Lee Yie Hou, Tan Chin Wen, Venkatratnam Abhishek, Tan Chuen Seng, Cui Liang, Loh Seong Feei, Griffith Linda, Tannenbaum Steven R, Chan Jerry Kok Yen
BioSym (Y.H.L., C.W.T., A.V., L.G., S.R.T.) and Infectious Diseases Inter-Disciplinary Research Groups (Y.H.L., L.C., S.R.T.), Singapore-MIT Alliance for Research and Technology, Singapore 138602; Saw Swee Hock School of Public Health (C.S.T.), National University of Singapore, Singapore 117597; Department of Reproductive Medicine (S.F.L., J.K.Y.C.), KK Women's and Children's Hospital, Singapore 229899; Departments of Biological Engineering (L.G.) and Chemistry (S.R.T.) and Center for Gynepathology Research (L.G.), Massachusetts Institute of Technology, Boston, Massachusetts 02139; Department of Obstetrics and Gynecology (J.K.Y.C.), Yong Loo Lin School of Medicine, National University of Singapore, Singapore 119228; and Cancer and Stem Cell Biology Program (J.K.Y.C.), Duke-NUS Medical School, Singapore 169857.

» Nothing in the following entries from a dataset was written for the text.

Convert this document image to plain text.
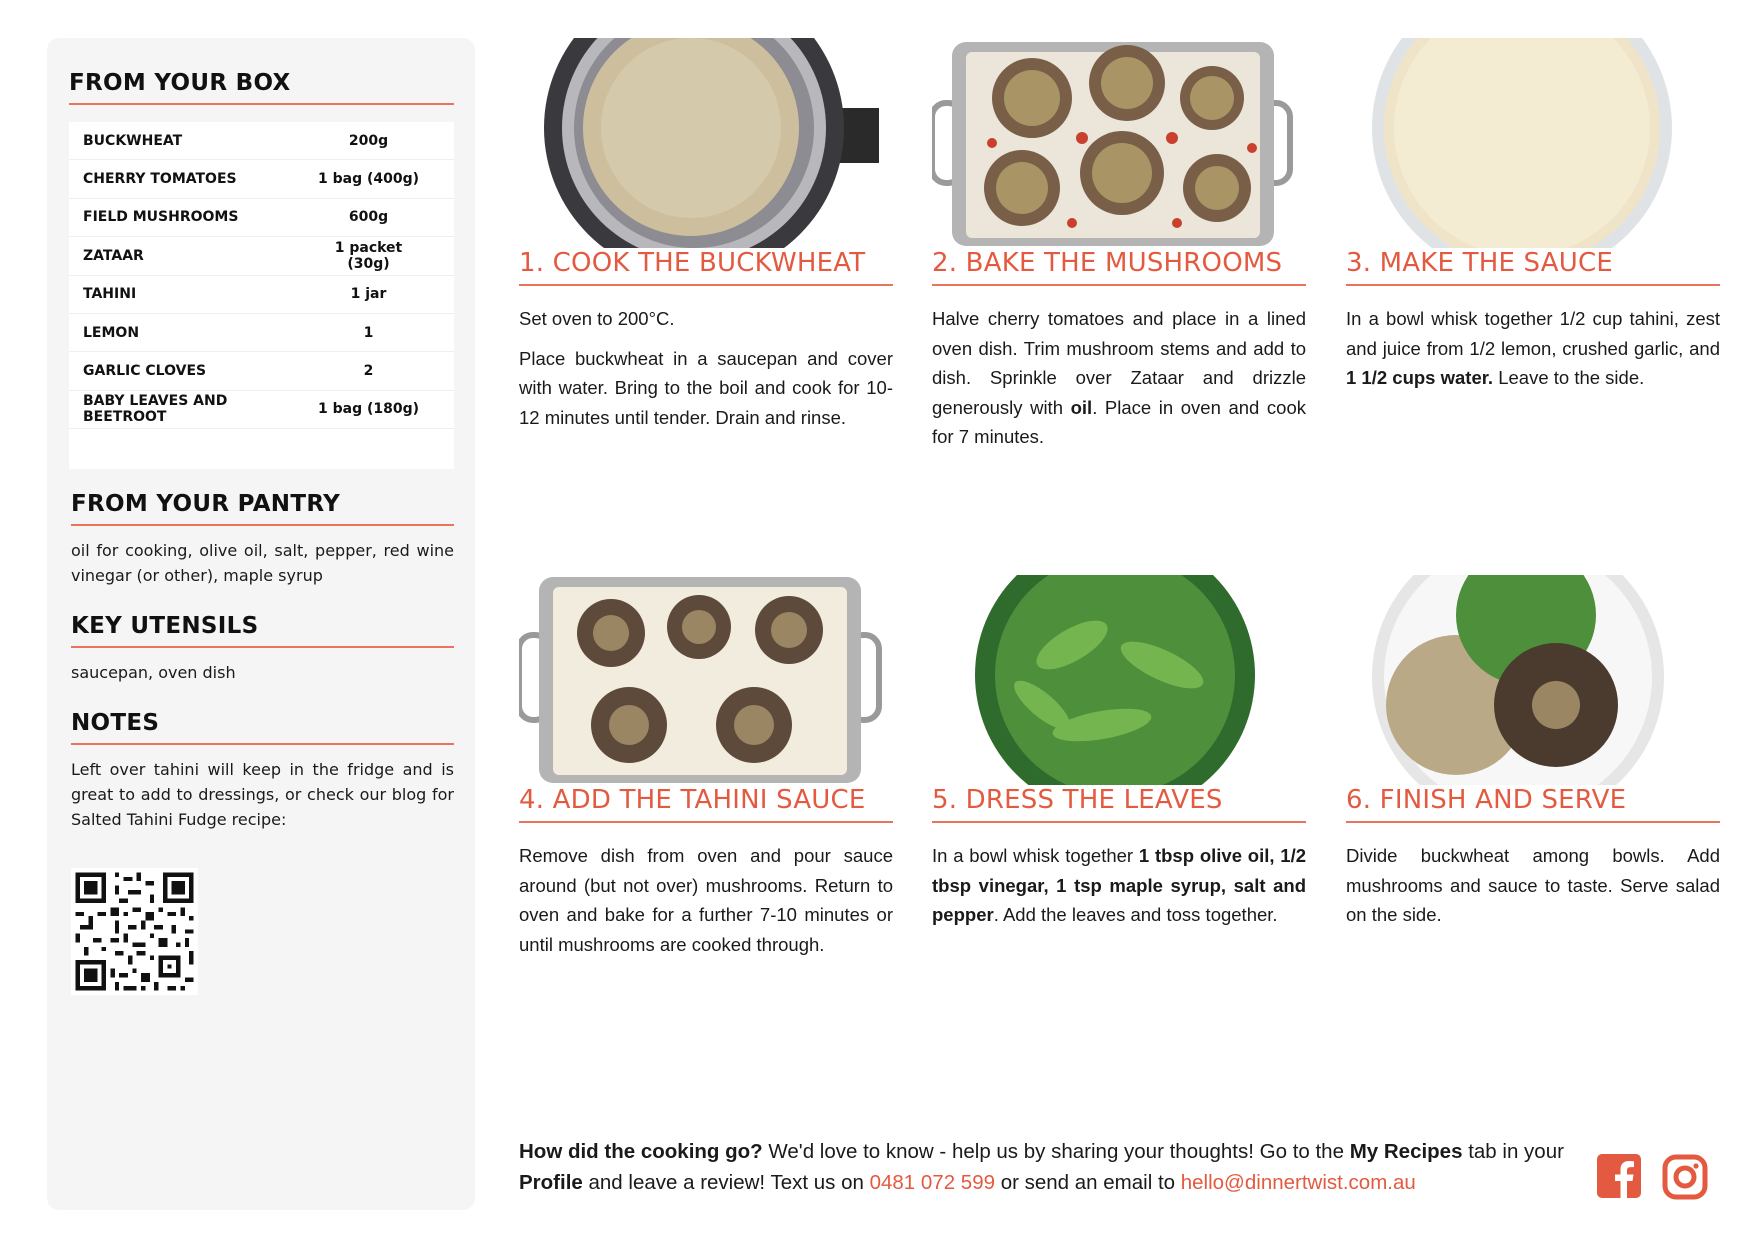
FROM YOUR BOX
BUCKWHEAT	200g
CHERRY TOMATOES	1 bag (400g)
FIELD MUSHROOMS	600g
ZATAAR	1 packet (30g)
TAHINI	1 jar
LEMON	1
GARLIC CLOVES	2
BABY LEAVES AND BEETROOT	1 bag (180g)
FROM YOUR PANTRY

oil for cooking, olive oil, salt, pepper, red wine vinegar (or other), maple syrup

KEY UTENSILS

saucepan, oven dish

NOTES

Left over tahini will keep in the fridge and is great to add to dressings, or check our blog for Salted Tahini Fudge recipe:

1. COOK THE BUCKWHEAT

Set oven to 200°C.

Place buckwheat in a saucepan and cover with water. Bring to the boil and cook for 10-12 minutes until tender. Drain and rinse.

2. BAKE THE MUSHROOMS

Halve cherry tomatoes and place in a lined oven dish. Trim mushroom stems and add to dish. Sprinkle over Zataar and drizzle generously with oil. Place in oven and cook for 7 minutes.

3. MAKE THE SAUCE

In a bowl whisk together 1/2 cup tahini, zest and juice from 1/2 lemon, crushed garlic, and 1 1/2 cups water. Leave to the side.

4. ADD THE TAHINI SAUCE

Remove dish from oven and pour sauce around (but not over) mushrooms. Return to oven and bake for a further 7-10 minutes or until mushrooms are cooked through.

5. DRESS THE LEAVES

In a bowl whisk together 1 tbsp olive oil, 1/2 tbsp vinegar, 1 tsp maple syrup, salt and pepper. Add the leaves and toss together.

6. FINISH AND SERVE

Divide buckwheat among bowls. Add mushrooms and sauce to taste. Serve salad on the side.

How did the cooking go? We'd love to know - help us by sharing your thoughts! Go to the My Recipes tab in your Profile and leave a review! Text us on 0481 072 599 or send an email to hello@dinnertwist.com.au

J Clin Endocrinol Metab. 2014 Oct;99(10):E1913-21. doi: 10.1210/jc.2014-1340. Epub 2014 Jun 24.
In endometriosis, the establishment and subsistence of ectopic lesions outside the endometrium suggest an altered cellular state for pathological hyperplasia. Sphingolipids are bioactive compounds, and their biosynthesis and metabolism modulate a range of cellular processes including proliferation, migration and apoptosis. We demonstrate that aberrations in sphingolipid metabolism occur in women with endometriosis.
Targeted mass spectrometry on >120 sphingolipids were measured in the sera (n = 62), peritoneal fluid (n = 63), and endometrial tissue (n = 14) of women with and without endometriosis. Quantitative RT-PCR and immunohistochemistry were performed on endometrial tissues determine the expression levels of sphingolipid enzymes.

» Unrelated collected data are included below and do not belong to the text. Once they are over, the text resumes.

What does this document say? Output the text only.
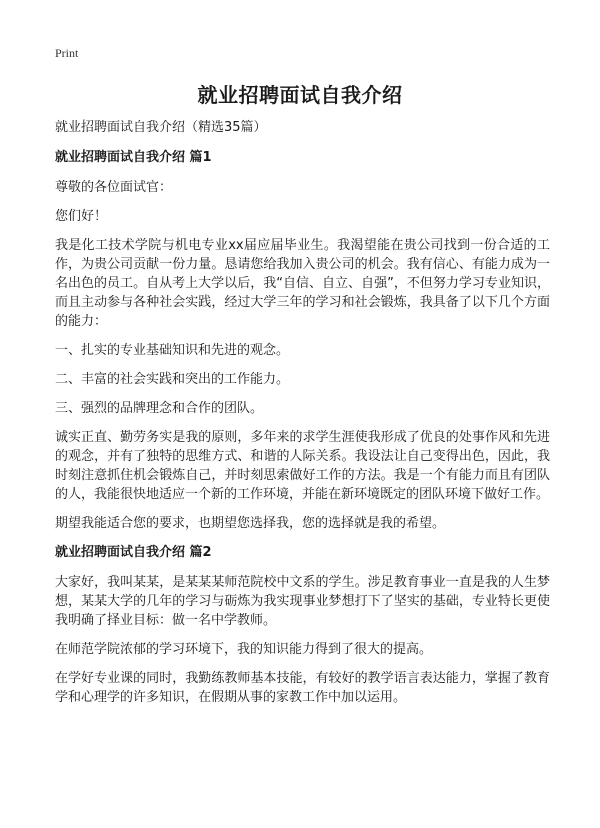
Print
就业招聘面试自我介绍

就业招聘面试自我介绍（精选35篇）

就业招聘面试自我介绍 篇1

尊敬的各位面试官：

您们好！

我是化工技术学院与机电专业xx届应届毕业生。我渴望能在贵公司找到一份合适的工作，为贵公司贡献一份力量。恳请您给我加入贵公司的机会。我有信心、有能力成为一名出色的员工。自从考上大学以后，我“自信、自立、自强”，不但努力学习专业知识，而且主动参与各种社会实践，经过大学三年的学习和社会锻炼，我具备了以下几个方面的能力：

一、扎实的专业基础知识和先进的观念。

二、丰富的社会实践和突出的工作能力。

三、强烈的品牌理念和合作的团队。

诚实正直、勤劳务实是我的原则，多年来的求学生涯使我形成了优良的处事作风和先进的观念，并有了独特的思维方式、和谐的人际关系。我设法让自己变得出色，因此，我时刻注意抓住机会锻炼自己，并时刻思索做好工作的方法。我是一个有能力而且有团队的人，我能很快地适应一个新的工作环境，并能在新环境既定的团队环境下做好工作。

期望我能适合您的要求，也期望您选择我，您的选择就是我的希望。

就业招聘面试自我介绍 篇2

大家好，我叫某某，是某某某师范院校中文系的学生。涉足教育事业一直是我的人生梦想，某某大学的几年的学习与砺炼为我实现事业梦想打下了坚实的基础，专业特长更使我明确了择业目标：做一名中学教师。

在师范学院浓郁的学习环境下，我的知识能力得到了很大的提高。

在学好专业课的同时，我勤练教师基本技能，有较好的教学语言表达能力，掌握了教育学和心理学的许多知识，在假期从事的家教工作中加以运用。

Sphingolipidomics identified the in vivo accumulation of numerous sphingolipids, including the functionally antagonistic glucosylceramides and ceramides in the serum and PF of women with endometriosis. We found upregulation of specific sphingolipid enzymes, namely sphingomyelin synthase 1 (SMS1), sphingomyelinase 3 (SMPD3), and glucosylceramide synthase (GCS) in the endometrium of endometriotic women with corresponding increased GlcCer, decreased sphingomyelin levels, and decreased apoptosis in the endometrium.
Our sphingolipidomics approach provided evidence of altered sphingolipid metabolism flux in serum, peritoneal fluid, and endometrial tissue in women with endometriosis. The results provide new information on how sphingolipids and eutopic endometrium may contribute to the pathophysiology of endometriosis. The results also have implications for the use of sphingolipids as potential biomarkers.
在子宫内膜异位症中,子宫内膜外异位病灶的形成和维持提示细胞状态发生改变,出现病理性增生。鞘脂是生物活性化合物,其生物合成和代谢调节一系列细胞过程,包括增殖、迁移和凋亡。我们证明,子宫内膜异位症女性存在鞘脂代谢异常。
对患有和未患有子宫内膜异位症的女性的血清(n = 62)、腹腔液(n = 63)和子宫内膜组织(n = 14)中的120多种鞘脂进行靶向质谱分析。对子宫内膜组织进行定量逆转录聚合酶链反应和免疫组织化学检测,以确定鞘脂酶的表达水平。
鞘脂组学鉴定出多种鞘脂在体内蓄积,包括在子宫内膜异位症女性的血清和腹腔液中具有功能拮抗作用的葡糖神经酰胺和神经酰胺。我们发现,子宫内膜异位症女性的子宫内膜中特定鞘脂酶,即鞘磷脂合酶1(SMS1)、鞘磷脂酶3(SMPD3)和葡糖神经酰胺合酶(GCS)上调,相应地,子宫内膜中葡糖神经酰胺增加、鞘磷脂水平降低且细胞凋亡减少。
我们的鞘脂组学方法提供了证据,表明子宫内膜异位症女性的血清、腹腔液和子宫内膜组织中鞘脂代谢通量发生改变。这些结果为鞘脂和在位内膜如何影响子宫内膜异位症的病理生理学提供了新信息。这些结果对于将鞘脂用作潜在生物标志物也具有重要意义。